Wednesday, February 5, 2014

Integrating EADitor with the Getty linked data AAT

I've been following linked open data developments at the Getty pretty closely over the last few months, especially related to incorporating Getty AAT URIs (and eventually ids from other vocabulary systems) into and my side-project, a LOD thesaurus geared specifically toward Greek pottery.

For some reason, it occurred to me only yesterday that I should adapt EADitor to incorporate Getty AAT identifiers into EAD finding aids.  After all, XForms applications communicate nicely with other REST services (such as SPARQL), and I've already done SPARQL query work in XForms with Nomisma's backend.  I spent about a half hour this afternoon improving the Genreform functionality in EADitor to make AAT (as opposed to the Library of Congress Genre/Format Terms) as the default lookup mechanism.

Here's how it works:

User Interface

  1. Add a genreform element into your controlled access headings in your EAD finding aid.
  2. Click the Getty AAT radio button (selected by default) to activate the query interface.
  3. Type a term and click the search button.
  4. A list of results (limited to 25, filtered by English labels, and arranged alphabetically) will appear in the select list.  After clicking an option, click the "Select" button to set the text of the genreform node to the skos:prefLabel from the Getty SPARQL results and to set the @authfilenumber attribute of the genreform element to the Getty id.

Under the Hood

Clicking on the search button does two things: First it replaces 'SEARCH_QUERY' in the SPARQL query, below, with search text in the XForms input. Then it sends an XForms submission with the following action:{encode-for-uri(instance('sparqlQuery'))}&format=xml.

SELECT ?c ?label WHERE {
?c rdf:type gvp:Concept .
?c skos:prefLabel ?label
FILTER langMatches(lang(?label), "en") .
FILTER regex(?label, "SEARCH_QUERY", "i") .
ORDER BY ASC(?label)

Assume that the query above includes the necessary SKOS and GVP prefixes. The options in the select box in the user interface are supplied by the SPARQL XML results.  You can see the code here.

What's it do?

Other than being an excellent controlled vocabulary source and universally recognized system of identifiers, incorporating Getty AAT ids into finding aids created with EADitor opens the door to the aggregation of content (in a useful way) in other large systems.

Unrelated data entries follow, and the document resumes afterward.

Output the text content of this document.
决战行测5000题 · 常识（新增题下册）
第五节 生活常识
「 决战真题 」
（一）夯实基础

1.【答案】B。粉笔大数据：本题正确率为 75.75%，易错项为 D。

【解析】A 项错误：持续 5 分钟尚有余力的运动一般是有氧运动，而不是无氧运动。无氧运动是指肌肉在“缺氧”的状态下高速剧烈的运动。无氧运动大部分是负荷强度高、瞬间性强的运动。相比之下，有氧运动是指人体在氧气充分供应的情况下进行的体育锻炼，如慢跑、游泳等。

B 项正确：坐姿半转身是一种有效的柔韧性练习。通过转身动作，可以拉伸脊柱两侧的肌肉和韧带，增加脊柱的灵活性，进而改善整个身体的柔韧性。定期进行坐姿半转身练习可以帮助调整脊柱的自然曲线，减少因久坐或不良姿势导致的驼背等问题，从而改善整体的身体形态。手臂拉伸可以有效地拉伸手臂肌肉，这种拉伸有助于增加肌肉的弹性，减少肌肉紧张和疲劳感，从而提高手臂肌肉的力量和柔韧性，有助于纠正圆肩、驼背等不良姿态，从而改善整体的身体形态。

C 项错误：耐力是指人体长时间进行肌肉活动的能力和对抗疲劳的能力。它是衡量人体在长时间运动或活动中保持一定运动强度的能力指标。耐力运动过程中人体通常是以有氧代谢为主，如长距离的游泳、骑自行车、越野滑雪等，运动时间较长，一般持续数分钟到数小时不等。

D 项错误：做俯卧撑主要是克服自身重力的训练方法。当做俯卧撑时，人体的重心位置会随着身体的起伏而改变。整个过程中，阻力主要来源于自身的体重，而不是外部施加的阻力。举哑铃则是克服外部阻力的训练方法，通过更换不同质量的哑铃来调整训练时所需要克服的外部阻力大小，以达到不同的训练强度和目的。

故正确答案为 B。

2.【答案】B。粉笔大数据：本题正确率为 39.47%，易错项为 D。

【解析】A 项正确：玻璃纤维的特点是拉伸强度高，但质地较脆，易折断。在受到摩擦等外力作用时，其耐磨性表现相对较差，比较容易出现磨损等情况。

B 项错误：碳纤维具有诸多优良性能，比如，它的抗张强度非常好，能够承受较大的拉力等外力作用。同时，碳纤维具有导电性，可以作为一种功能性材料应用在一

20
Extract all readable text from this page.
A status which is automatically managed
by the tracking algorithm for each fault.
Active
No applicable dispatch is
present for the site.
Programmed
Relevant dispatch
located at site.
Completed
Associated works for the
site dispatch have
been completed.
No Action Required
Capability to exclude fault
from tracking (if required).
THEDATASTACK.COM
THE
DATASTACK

EADitor's flickr integration enables the injection of Getty-based machine tags into photo metadata.  AAT URIs are treated as dcterms:format in RDF serializations.  While the Digital Public Library of America doesn't yet make use of linked open data identifiers, it is on their agenda.  Therefore, finding aids which incorporate AAT identifiers, in addition to VIAF, Geonames, and LCSH ids will be among the most useful to researchers, since these are the most easily categorized and filtered in a large information system, such as DPLA.

Improving Date Functionality

The default EAD templates  in EADitor have been updated to require the @normal attribute for the encoding of dates, and I have finally gotten around to improving the interface for entering in standard ISO-compliant dates (and automatically generating human-readable text).  This will ultimately improve the finding aids created in EADitor by making contents sortable by creation date.

When inserting a date or unit date anywhere in the document, the user may select the Date or Date Range radio button to display the associated data inputs.  These values (and the machine-generated human readable text) are not inserted into the finding aid until they are valid.  So therefore, the Date, From Date, and To Date must conform to the xs:date (yyyy-mm-dd), xs:gYearMonth (yyyy-mm) or xs:gYear (yyyy) formats.  Furthermore, the To Date must be a greater value than the From Date.  This is a small step, but it should have a great impact on the usefulness of the data with respect to querying.